With this level of detail, you can start to understand how to define data quality. For example, every phone number needs to be 10 digits, or every email must include the “@” symbol with a domain name. Finally, all departments must agree to represent vendors, materials or other shared data in the same way. Once you have defined a set of data rules, those rules can be implemented in an IT system to maintain the quality of your data throughout its life.
It was accepted that these implementations would involve lengthy delivery timelines before providing the end user with the high-quality data, tools and artifacts initially requested. With the volume and sources of data growing dramatically, the velocity at which this data is being delivered — and the growing desire for self-service analytics from end users — means the traditional implementation approach is no longer suitable for meeting the needs of an organization’s decisionmakers.

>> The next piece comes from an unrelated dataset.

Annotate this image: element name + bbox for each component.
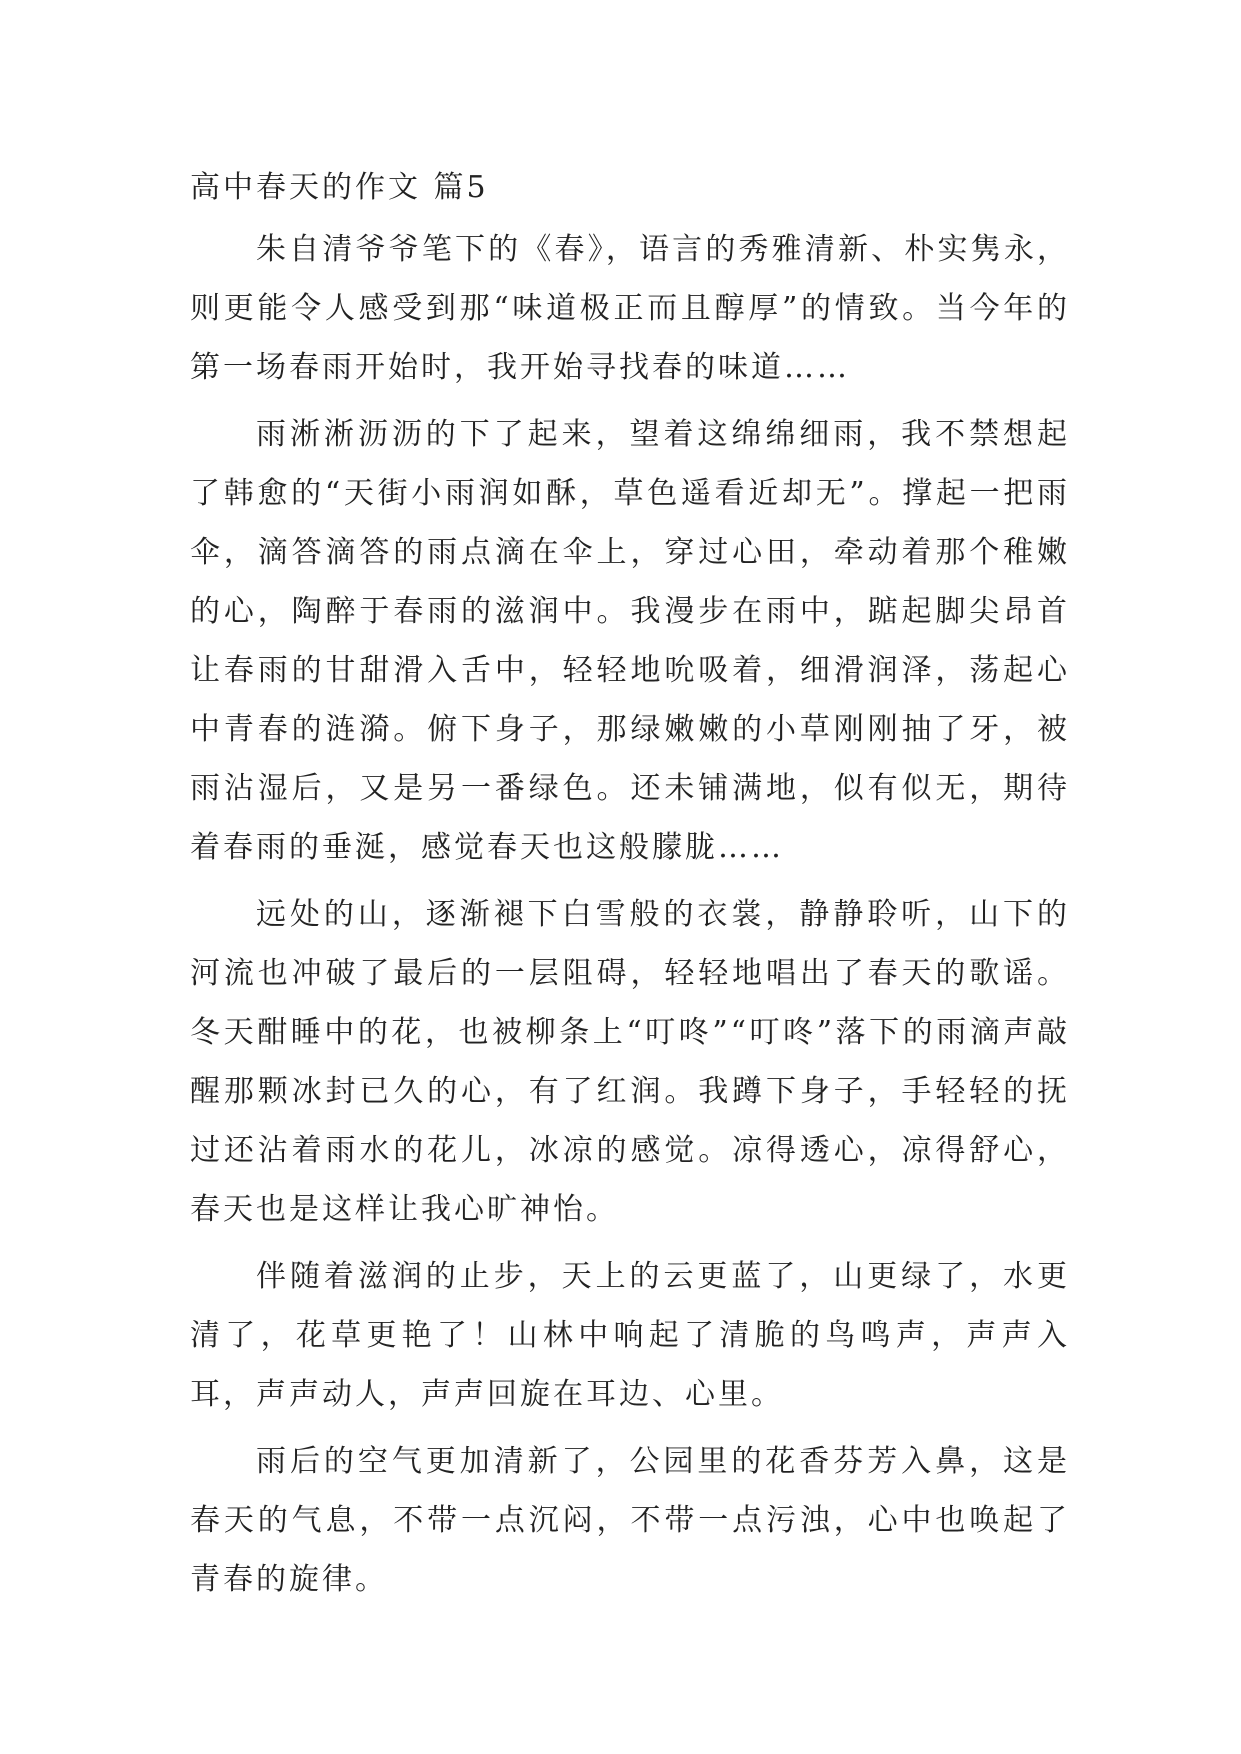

The enterprise’s data architecture must evolve by developing the speed and agility needed to meet these information demands. An experienced team will recognize a set of characteristics of those organizations that have adapted to meet these data management challenges:
- Collaboration. Fostering collaboration among the business, technology and leadership groups helps to promote data being a shared asset, develop a common vocabulary and determine how to optimize the managing of the data through its life cycle.
- Promotion of self-service capabilities. Getting data into the hands of the decision-makers as expeditiously as possible is realized through providing self-service analytics. By empowering end users with this capability, there is less reliance on project delivery timelines, allowing the enterprise to react, anticipate and plan.
- Focus on capturing metadata. Metadata is a key component to enabling analytics on data. Metadata allows an organization to catalog its data, empowering various types of analyses.
- Evolution from historical reporting to predictive and prescriptive analytics. As an organization is able to better understand, manage and derive insights from its data, it is able to unlock higher value-added reporting capabilities.
- Adoption of lightweight toolsets/platforms. Developing speed and agility from a technical perspective involves adopting tools that can easily integrate with the organization’s various applications and data sources with minimal infrastructure footprint to extract the metadata necessary for analysis.